At the end of August of 1933, as I was travelling from Kharkiv to Poltava I saw with my own eyes several corpses lying along the road. I was not long at the Institute, for soon after my enrollment I was expelled as an ‘enemy of the Soviet people’. Thus, on the fourth of January, I was on my way back to Kharkiv.

Not far from the monument to Kotliarevsky in Kharkiv, I saw a woman and child lying on the ground, dead. Excuse me, in Poltava, I saw a woman and child lying on the ground dead.

Walking along Lasal Street, I saw another body, that of a man. In the middle of Blahovishchensky Bazaar I saw a third corpse. People at the Bazaar, and indeed in the entire city of Kharkiv, were no longer surprised at seeing corpses in the street. They would take one look at the body and then continue along the way.

There was very little food to be found at Blahovishchensky Bazaar. Some meat was sold, but I don’t know what kind it was. At the train station in Nova Bavariya, I saw a mother and her two children. All three were extremely swollen from hunger.

During my student days at the Poltava Institute of Orchard Management, I was given 300 grams of bread a day. The bread was made out of the grain brought by peasants from the collective farm to be ground in Poltava. We students got the rem¬nants of this grain called milchug. But we were not always fortunate enough to receive even this small portion of bread.

Sometimes we would get no food at all for two or three days. During this time, we would simply go hungry. And, what was worse, the 300 grams of bread that were missed one day could never be recovered. As a student at the Institute I worked at a plant where sunflower oil was processed.

Workers at the plant supplemented their meager diet by eating hulls from the sunflower seeds, called makukha. In addition to the 300 grams of bread, they gave us cabbage soup once a day at the Institute. That was all the food we got.

My mother died of hunger in the village K. in the Poltava region.

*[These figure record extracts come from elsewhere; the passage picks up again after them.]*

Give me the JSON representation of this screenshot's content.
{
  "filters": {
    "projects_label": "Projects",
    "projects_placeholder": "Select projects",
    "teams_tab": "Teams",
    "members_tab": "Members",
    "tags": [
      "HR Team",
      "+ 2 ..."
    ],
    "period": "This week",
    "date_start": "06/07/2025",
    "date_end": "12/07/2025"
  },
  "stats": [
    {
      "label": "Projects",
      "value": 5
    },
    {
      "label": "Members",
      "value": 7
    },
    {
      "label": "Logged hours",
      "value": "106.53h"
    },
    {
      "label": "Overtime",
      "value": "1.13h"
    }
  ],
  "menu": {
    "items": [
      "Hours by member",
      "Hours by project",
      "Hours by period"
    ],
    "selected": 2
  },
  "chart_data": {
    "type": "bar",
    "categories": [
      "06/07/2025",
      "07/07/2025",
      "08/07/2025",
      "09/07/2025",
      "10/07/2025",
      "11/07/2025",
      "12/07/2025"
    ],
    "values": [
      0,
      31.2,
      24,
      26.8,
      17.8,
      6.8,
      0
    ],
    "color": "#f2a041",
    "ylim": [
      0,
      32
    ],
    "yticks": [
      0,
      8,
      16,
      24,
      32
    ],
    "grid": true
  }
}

Her sister and her two children also perished from hunger. About the rest of my relatives I know nothing. The little I do know, I discovered when I returned to the village in 1941 during the German occupation. That was the first time I had set foot in the village of my birth since my escape in 1929.

During all the intervening years, I never corresponded with my mother. In 1941, when I returned to K. and discovered that my mother had died of starvation, as had several families in the village, I was also told that my father had been shot in 1937. Surviving neighbors also told me that my younger brother had been taken from the In¬stitute where he was studying and also shot as ‘an enemy of the Soviet people’.